Nonostante il clima di incertezza globale, lo stabilimento di Acqua Sanpellegrino in Val Brembana mostra una performance positiva. Il marchio brembano registra una «solida crescita», soprattutto grazie ai prodotti premium, come la linea aromatizzata Sanpellegrino Ciao! e la versione senza zuccheri aggiunti Zero. Al momento, non è chiaro se le riduzioni di personale avranno un impatto diretto sulla struttura locale.
Il fatturato globale del colosso svizzero nei primi nove mesi del 2025 ha segnato un calo dell’1,9%, attestandosi a 65,9 miliardi di franchi, ma il terzo trimestre ha evidenziato un incremento del 4,3% delle vendite, legato a prezzi più alti e a una crescita interna positiva.
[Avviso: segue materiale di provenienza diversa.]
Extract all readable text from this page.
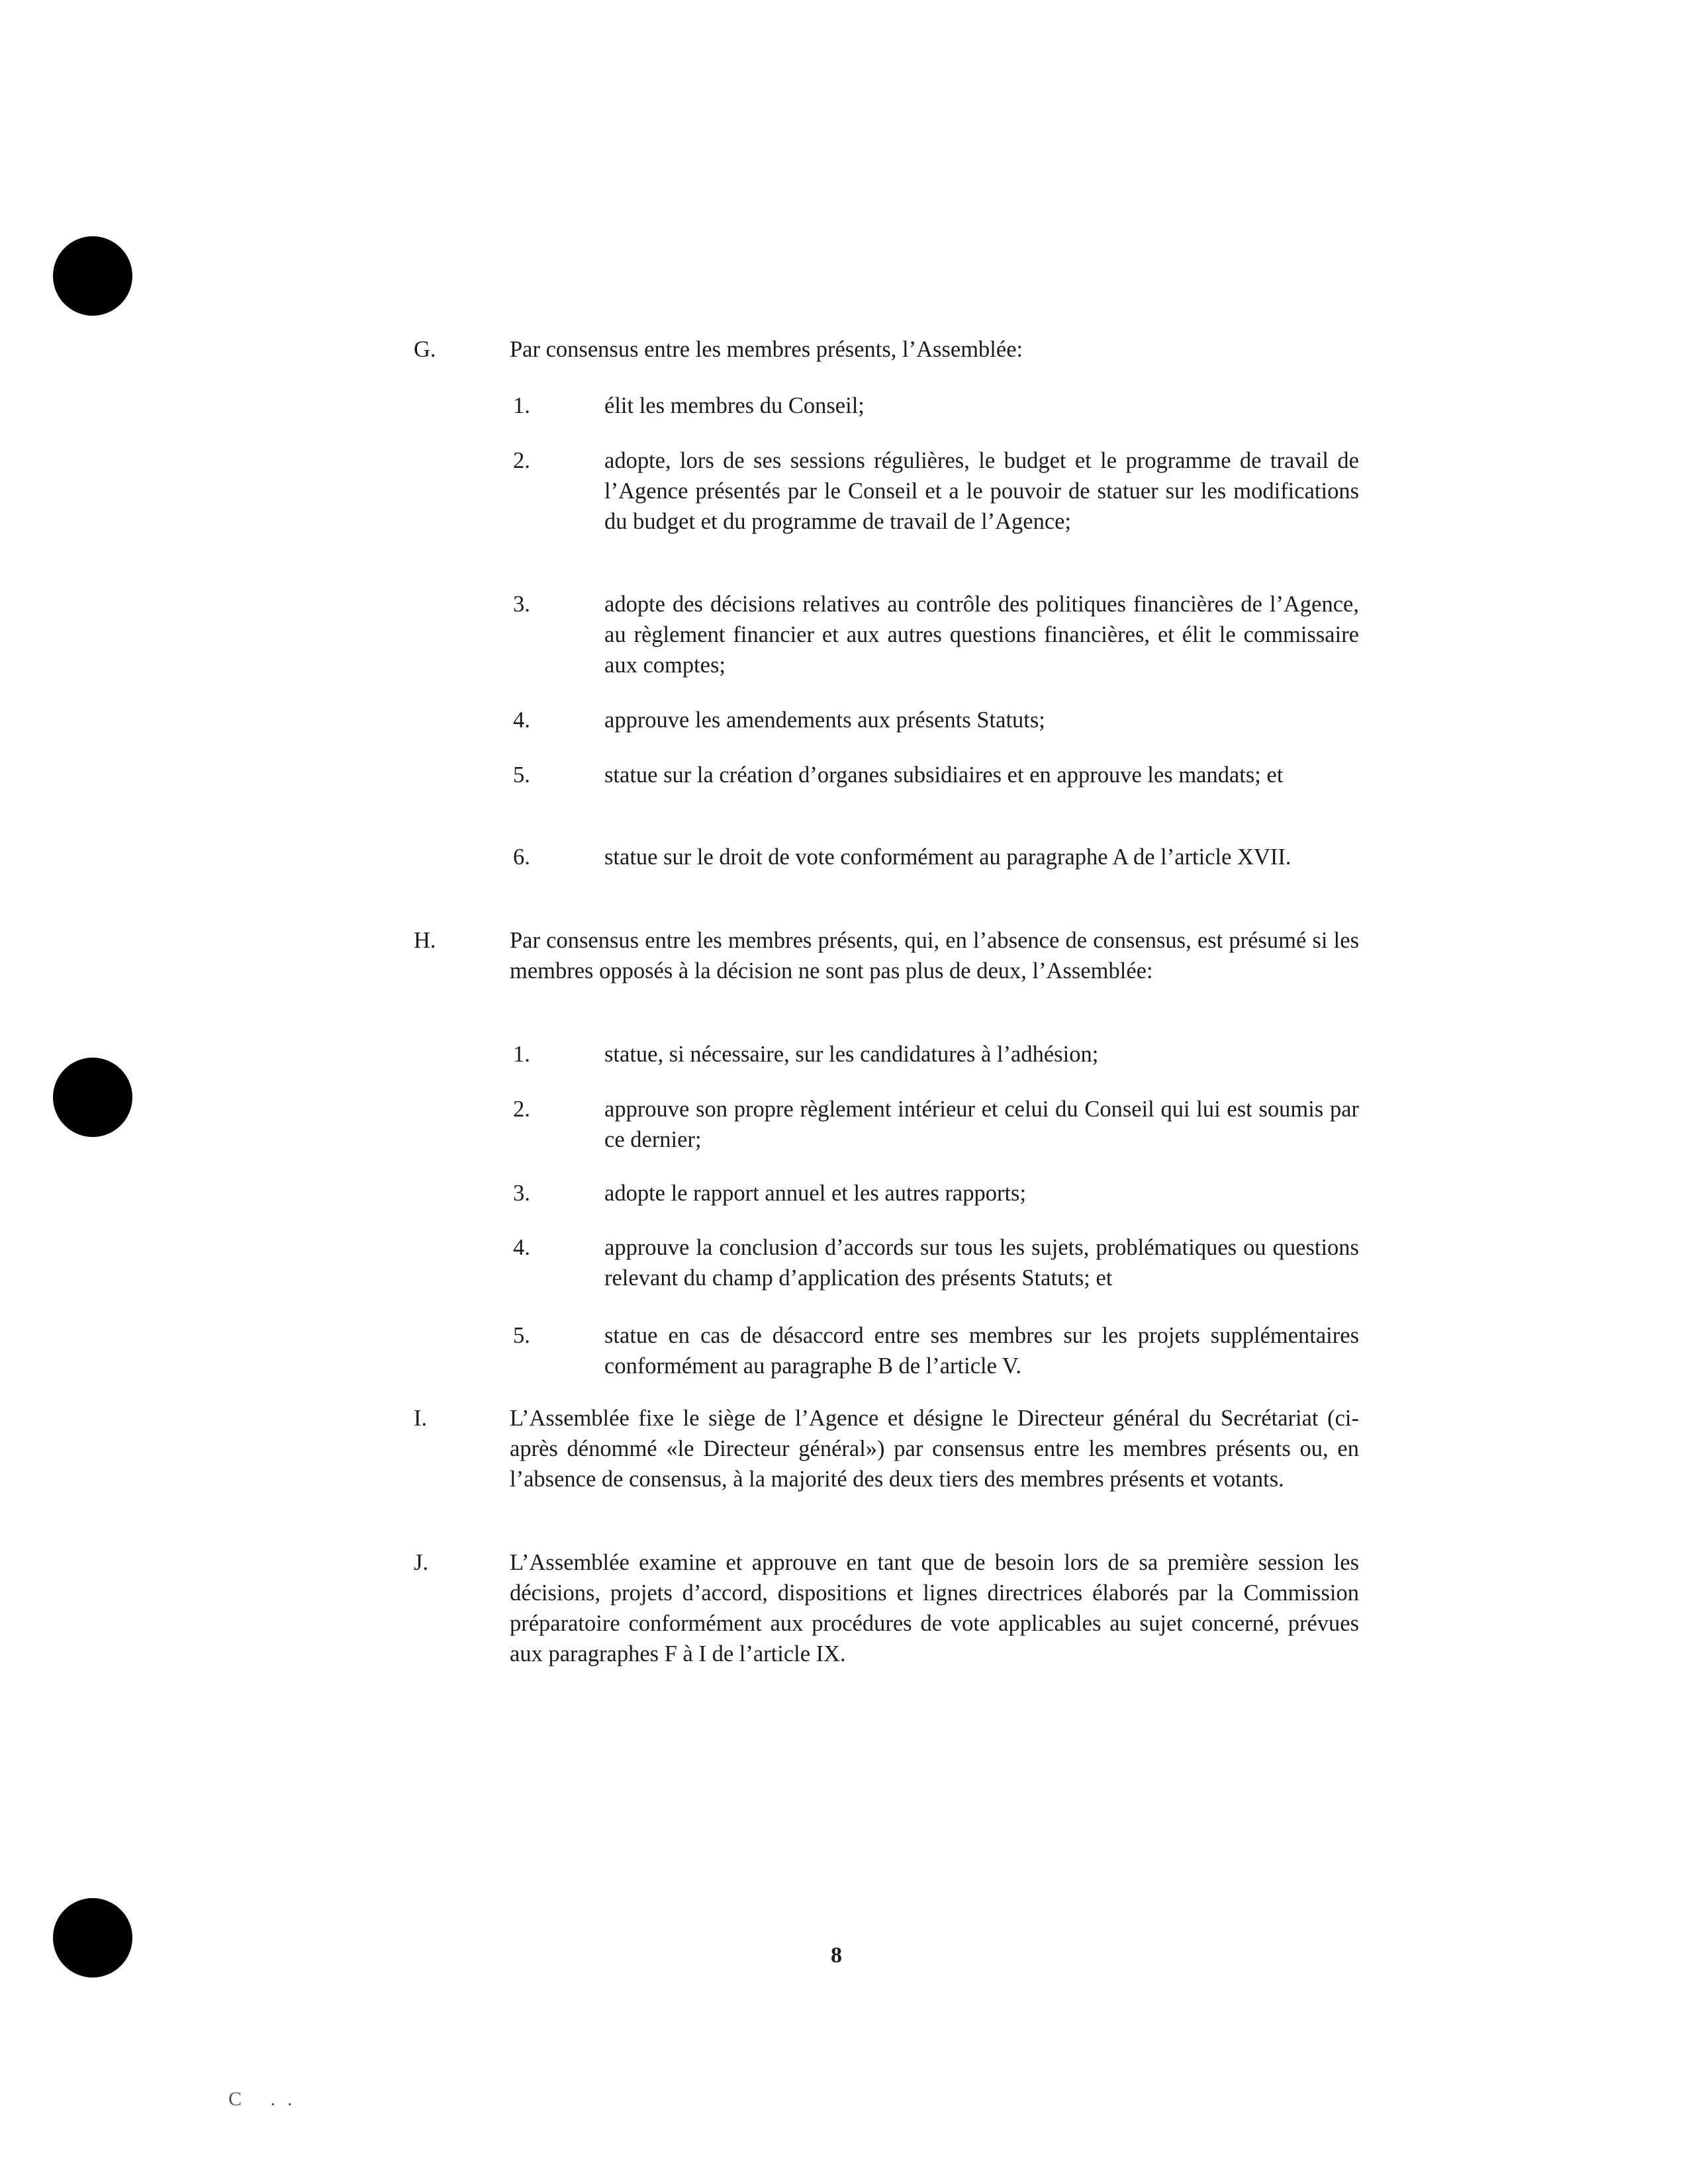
G.	Par consensus entre les membres présents, l’Assemblée:
1.	élit les membres du Conseil;
2.	adopte, lors de ses sessions régulières, le budget et le programme de travail de l’Agence présentés par le Conseil et a le pouvoir de statuer sur les modifications du budget et du programme de travail de l’Agence;
3.	adopte des décisions relatives au contrôle des politiques financières de l’Agence, au règlement financier et aux autres questions financières, et élit le commissaire aux comptes;
4.	approuve les amendements aux présents Statuts;
5.	statue sur la création d’organes subsidiaires et en approuve les mandats; et
6.	statue sur le droit de vote conformément au paragraphe A de l’article XVII.
H.	Par consensus entre les membres présents, qui, en l’absence de consensus, est présumé si les membres opposés à la décision ne sont pas plus de deux, l’Assemblée:
1.	statue, si nécessaire, sur les candidatures à l’adhésion;
2.	approuve son propre règlement intérieur et celui du Conseil qui lui est soumis par ce dernier;
3.	adopte le rapport annuel et les autres rapports;
4.	approuve la conclusion d’accords sur tous les sujets, problématiques ou questions relevant du champ d’application des présents Statuts; et
5.	statue en cas de désaccord entre ses membres sur les projets supplémentaires conformément au paragraphe B de l’article V.
I.	L’Assemblée fixe le siège de l’Agence et désigne le Directeur général du Secrétariat (ci-après dénommé «le Directeur général») par consensus entre les membres présents ou, en l’absence de consensus, à la majorité des deux tiers des membres présents et votants.
J.	L’Assemblée examine et approuve en tant que de besoin lors de sa première session les décisions, projets d’accord, dispositions et lignes directrices élaborés par la Commission préparatoire conformément aux procédures de vote applicables au sujet concerné, prévues aux paragraphes F à I de l’article IX.
8
C ..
L’equilibrio tra riduzioni globali e performance locali pone quindi in evidenza una contraddizione: mentre Nestlé procede con una ristrutturazione aggressiva per contenere i costi, alcune realtà storiche come Sanpellegrino continuano a prosperare, confermando il valore strategico di marchi premium nel portafoglio internazionale del gruppo.